The world title hinged on the FIA’s decision to award full points for a race which only ran to 52% of its planned distance, despite new rules having been introduced over the off-season to lower the points allocations for shortened races. It transpired the revised regulations had not been phrased as intended.
Indicating how strongly he felt about this, two months after the messy conclusion to the 2022 title fight the FIA president raised the matter on-stage during the FIA’s prizegiving Gala. After handing the constructors championship trophy to Red Bull team principal Christian Horner, Ben Sulayem told him: “Japan, you said, was controversial. No. The FIA was blamed for the points but it was not the FIA which made the rules. It was the teams who made the rules and we were implementing it.”
Those rules are to be rewritten again in advance of the 2023 F1 season, giving an early test of how well the new system is working. But while the situation on-track has been addressed, it seems some of Ben Sulayem’s energies will still be devoted to off-track issues.
Two days after admitting he’d been “dragged” into F1 matters throughout 2022, Ben Sulayem sparked a new confrontation with the series.
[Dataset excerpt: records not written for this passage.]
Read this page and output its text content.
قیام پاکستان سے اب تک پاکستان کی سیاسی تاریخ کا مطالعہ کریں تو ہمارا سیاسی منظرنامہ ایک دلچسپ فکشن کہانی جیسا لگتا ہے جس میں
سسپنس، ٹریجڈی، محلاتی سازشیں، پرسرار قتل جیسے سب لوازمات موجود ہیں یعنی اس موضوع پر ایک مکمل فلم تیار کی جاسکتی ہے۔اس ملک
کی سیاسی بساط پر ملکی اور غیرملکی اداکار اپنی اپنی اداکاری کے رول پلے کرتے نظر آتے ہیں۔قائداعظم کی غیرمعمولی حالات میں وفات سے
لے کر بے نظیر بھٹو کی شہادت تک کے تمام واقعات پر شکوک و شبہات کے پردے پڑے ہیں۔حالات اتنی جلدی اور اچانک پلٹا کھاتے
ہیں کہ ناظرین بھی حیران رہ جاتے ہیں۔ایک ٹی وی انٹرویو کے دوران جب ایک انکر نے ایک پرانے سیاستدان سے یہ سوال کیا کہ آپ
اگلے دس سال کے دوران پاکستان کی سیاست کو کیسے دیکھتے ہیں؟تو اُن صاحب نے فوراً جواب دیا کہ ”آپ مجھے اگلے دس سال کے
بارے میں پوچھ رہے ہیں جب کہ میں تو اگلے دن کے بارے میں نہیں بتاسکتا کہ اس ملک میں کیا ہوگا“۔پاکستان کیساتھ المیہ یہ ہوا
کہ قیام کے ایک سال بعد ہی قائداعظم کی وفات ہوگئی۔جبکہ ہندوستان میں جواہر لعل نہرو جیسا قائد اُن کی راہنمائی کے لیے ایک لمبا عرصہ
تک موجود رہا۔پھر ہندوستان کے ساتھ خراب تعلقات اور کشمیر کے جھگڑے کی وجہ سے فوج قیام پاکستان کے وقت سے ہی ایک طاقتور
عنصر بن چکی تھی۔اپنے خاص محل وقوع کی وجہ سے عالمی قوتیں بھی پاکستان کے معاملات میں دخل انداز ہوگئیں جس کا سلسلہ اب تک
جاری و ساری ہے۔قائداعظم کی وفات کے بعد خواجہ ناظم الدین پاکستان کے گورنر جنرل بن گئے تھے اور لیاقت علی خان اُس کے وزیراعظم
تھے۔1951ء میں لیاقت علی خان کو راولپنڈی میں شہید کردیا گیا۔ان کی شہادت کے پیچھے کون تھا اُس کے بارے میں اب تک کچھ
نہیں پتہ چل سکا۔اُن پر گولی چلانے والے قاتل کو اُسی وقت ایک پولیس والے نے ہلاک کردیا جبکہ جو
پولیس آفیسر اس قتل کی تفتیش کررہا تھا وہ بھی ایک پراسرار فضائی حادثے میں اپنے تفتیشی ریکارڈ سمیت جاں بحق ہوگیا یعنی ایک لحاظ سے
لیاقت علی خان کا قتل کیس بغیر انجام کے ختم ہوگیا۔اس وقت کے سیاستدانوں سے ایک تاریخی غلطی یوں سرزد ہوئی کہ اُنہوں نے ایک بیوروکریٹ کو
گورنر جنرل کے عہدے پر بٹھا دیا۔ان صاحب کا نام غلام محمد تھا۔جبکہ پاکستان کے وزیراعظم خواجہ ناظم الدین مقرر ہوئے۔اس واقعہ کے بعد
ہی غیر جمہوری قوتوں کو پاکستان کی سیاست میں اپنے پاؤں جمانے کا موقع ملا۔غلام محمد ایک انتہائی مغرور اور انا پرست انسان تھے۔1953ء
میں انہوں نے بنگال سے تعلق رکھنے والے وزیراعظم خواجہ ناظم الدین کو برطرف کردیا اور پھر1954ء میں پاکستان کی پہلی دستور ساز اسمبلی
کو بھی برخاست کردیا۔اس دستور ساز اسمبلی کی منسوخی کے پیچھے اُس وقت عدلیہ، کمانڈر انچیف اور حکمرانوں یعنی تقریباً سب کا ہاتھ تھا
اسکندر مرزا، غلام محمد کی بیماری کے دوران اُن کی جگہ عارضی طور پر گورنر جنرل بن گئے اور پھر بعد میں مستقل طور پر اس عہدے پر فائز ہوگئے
Reacting to a report that the Saudi Arabian Public Investment Fund had made a $20 billion (£16.16bn) bid for F1, the FIA president questioned whether it was worth that much, describing it as an “alleged inflated price tag”. On Twitter the comments were retweeted by the FIA’s official account, bringing them to the immediate attention of their one million-plus followers.
Advert | Become a RaceFans supporter and
This was always going to alarm F1’s owners Liberty Media due to the concerns over the potential effect of public statements on share prices – a matter which is making big headlines beyond the motorsport world at the moment. F1 issued a strong response to Ben Sulayem’s remarks yesterday.
However this is the latest in a series of skirmishes which has occurred between the FIA and F1 since Ben Sulayem took over. The FIA delayed F1’s push to increase the number of sprint races from three to six for 2023 (a pity they backed down in the end, many might say).
After F1 CEO Stefano Domenicali said in August the 2023 calendar would not appear for two more months while they awaited the outcome of developments in China, the FIA unexpectedly published the schedule in September. It included a race in Shanghai which, to the surprise of few, was cancelled before the new year had even begun.
But it’s on the issue of expanding the F1 grid to admit a new team such as Andretti-Cadillac that the FIA seems most at odds with the championship. Soon after the new year began Ben Sulayem announced he intended to begin a process for new applicants, which Andretti was first to respond to. F1’s response was much cooler, repeating Domenicali’s earlier insistence that no new team can enter without the championship’s approval.
Whether Ben Sulayem will be able to spend less time on F1 this year and focus his attention on rallying and other subjects may well depend on how eager he is to see grand prix grids expand beyond the meagre 20 cars they’ve been stuck at for years. That is also likely to be the determining factor in whether we see more flashpoints between F1 and the FIA.